Коддел тоже остановил коня, приглядываясь, оценивая комплекцию и вооружение каждого бродяги. Главарём у них был, кажется, широкоплечий бородатый детина со здоровенным мечом, выкованным явно не в деревенской кузнице. Меч был хорош, но хорошо ли бородач, при всей его силе, управлялся с ним? Другой — одноглазый, вооружённый кистенём — имел вид лихой и развязный, он то и дело как будто приседал на ходу, и эта его манера вкупе с походкой вразвалочку являла скрытность характера, хитрость, гнусность и задиристость. Этот постарается не вступать в открытую схватку, а подобраться и ударить в спину. Но с одним глазом боец — не боец. Трое других не были примечательны ничем, а один неказистый меч, пика с погнутым наконечником и верёвка с крюком не внушали Кодделу никаких опасений.
Бородач и одноглазый выступили чуть вперёд, принимая на себя, видимо, обязанность переговорщиков. Трое других, пересмеиваясь остались у них за спинами и поглядывали на шерифа задиристо и без боязни, дескать: пятеро на одного, совладаем, а чего нам.
— А ну, прочь с дороги! — прикрикнул Коддел.
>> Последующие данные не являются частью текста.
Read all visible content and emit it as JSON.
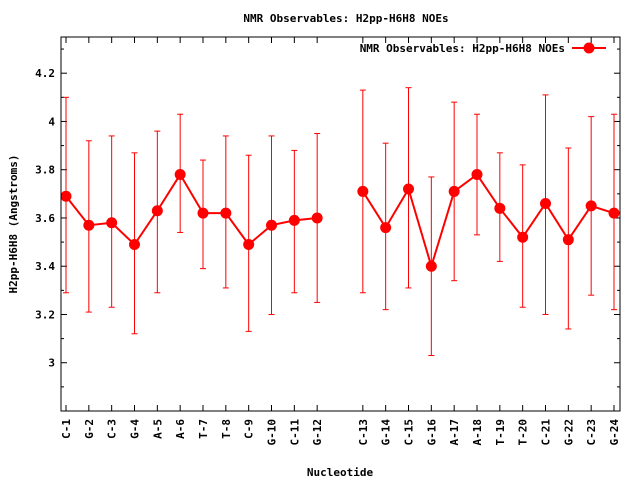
{
  "chart_data": {
    "type": "line",
    "title": "NMR Observables: H2pp-H6H8 NOEs",
    "xlabel": "Nucleotide",
    "ylabel": "H2pp-H6H8 (Angstroms)",
    "ylim": [
      2.8,
      4.35
    ],
    "yticks": [
      3,
      3.2,
      3.4,
      3.6,
      3.8,
      4,
      4.2
    ],
    "ytick_labels": [
      "3",
      "3.2",
      "3.4",
      "3.6",
      "3.8",
      "4",
      "4.2"
    ],
    "xlim": [
      1,
      25
    ],
    "grid": false,
    "legend_position": "top-right",
    "series": [
      {
        "name": "NMR Observables: H2pp-H6H8 NOEs",
        "color": "#ff0000",
        "segments": [
          [
            {
              "x": 1,
              "label": "C-1",
              "y": 3.69,
              "lo": 3.29,
              "hi": 4.1
            },
            {
              "x": 2,
              "label": "G-2",
              "y": 3.57,
              "lo": 3.21,
              "hi": 3.92
            },
            {
              "x": 3,
              "label": "C-3",
              "y": 3.58,
              "lo": 3.23,
              "hi": 3.94
            },
            {
              "x": 4,
              "label": "G-4",
              "y": 3.49,
              "lo": 3.12,
              "hi": 3.87
            },
            {
              "x": 5,
              "label": "A-5",
              "y": 3.63,
              "lo": 3.29,
              "hi": 3.96
            },
            {
              "x": 6,
              "label": "A-6",
              "y": 3.78,
              "lo": 3.54,
              "hi": 4.03
            },
            {
              "x": 7,
              "label": "T-7",
              "y": 3.62,
              "lo": 3.39,
              "hi": 3.84
            },
            {
              "x": 8,
              "label": "T-8",
              "y": 3.62,
              "lo": 3.31,
              "hi": 3.94
            },
            {
              "x": 9,
              "label": "C-9",
              "y": 3.49,
              "lo": 3.13,
              "hi": 3.86
            },
            {
              "x": 10,
              "label": "G-10",
              "y": 3.57,
              "lo": 3.2,
              "hi": 3.94
            },
            {
              "x": 11,
              "label": "C-11",
              "y": 3.59,
              "lo": 3.29,
              "hi": 3.88
            },
            {
              "x": 12,
              "label": "G-12",
              "y": 3.6,
              "lo": 3.25,
              "hi": 3.95
            }
          ],
          [
            {
              "x": 14,
              "label": "C-13",
              "y": 3.71,
              "lo": 3.29,
              "hi": 4.13
            },
            {
              "x": 15,
              "label": "G-14",
              "y": 3.56,
              "lo": 3.22,
              "hi": 3.91
            },
            {
              "x": 16,
              "label": "C-15",
              "y": 3.72,
              "lo": 3.31,
              "hi": 4.14
            },
            {
              "x": 17,
              "label": "G-16",
              "y": 3.4,
              "lo": 3.03,
              "hi": 3.77
            },
            {
              "x": 18,
              "label": "A-17",
              "y": 3.71,
              "lo": 3.34,
              "hi": 4.08
            },
            {
              "x": 19,
              "label": "A-18",
              "y": 3.78,
              "lo": 3.53,
              "hi": 4.03
            },
            {
              "x": 20,
              "label": "T-19",
              "y": 3.64,
              "lo": 3.42,
              "hi": 3.87
            },
            {
              "x": 21,
              "label": "T-20",
              "y": 3.52,
              "lo": 3.23,
              "hi": 3.82
            },
            {
              "x": 22,
              "label": "C-21",
              "y": 3.66,
              "lo": 3.2,
              "hi": 4.11
            },
            {
              "x": 23,
              "label": "G-22",
              "y": 3.51,
              "lo": 3.14,
              "hi": 3.89
            },
            {
              "x": 24,
              "label": "C-23",
              "y": 3.65,
              "lo": 3.28,
              "hi": 4.02
            },
            {
              "x": 25,
              "label": "G-24",
              "y": 3.62,
              "lo": 3.22,
              "hi": 4.03
            }
          ]
        ]
      }
    ]
  }
}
— Это где же ты видишь дорогу? — усмехнулся одноглазый. И обратился к своему спутнику: — Эй, Фрон, здесь правда есть дорога? Может, я последний глаз свой потерял и потому не вижу её?
— Ладно тебе зубоскалить, — коротко пробормотал бородатый Фрон, который, кажется, не был расположен полоскать глотку на таком ветру.
— Именем фурста Бэлдуолфа, на службе у которого я состою шерифом, повелеваю вам вложить мечи в ножны, и отойти с моего пути на двадцать шагов, — крикнул Коддел.
— Шерифом, говоришь? — бородач, кажется, нисколько не был смущён. Он неторопливо сплюнул в снег и ухмыльнулся. — Повелеваешь, значит? Ну-ну… Только у нас и ножен-то нету, чтобы, значит, вложить… А это кто же с тобой, и чего это ты ведёшь его на верёвке, как бычка?
— Не твоё дело, — уверенно отозвался Коддел. В общем-то, особой уверенности он сейчас не чувствовал, но показывать этого незнакомцам не стоило. — Мечи в ножны и прочь с дороги!
— Не люблю я шерифов, — недвусмысленно изрёк одноглазый.
— У них, говорят, кровь голубая, — подал реплику кто-то из троицы, стоящей позади.
— Да ну? — ощерился одноглазый. И обратился к Кодделу: — Правда, что ли?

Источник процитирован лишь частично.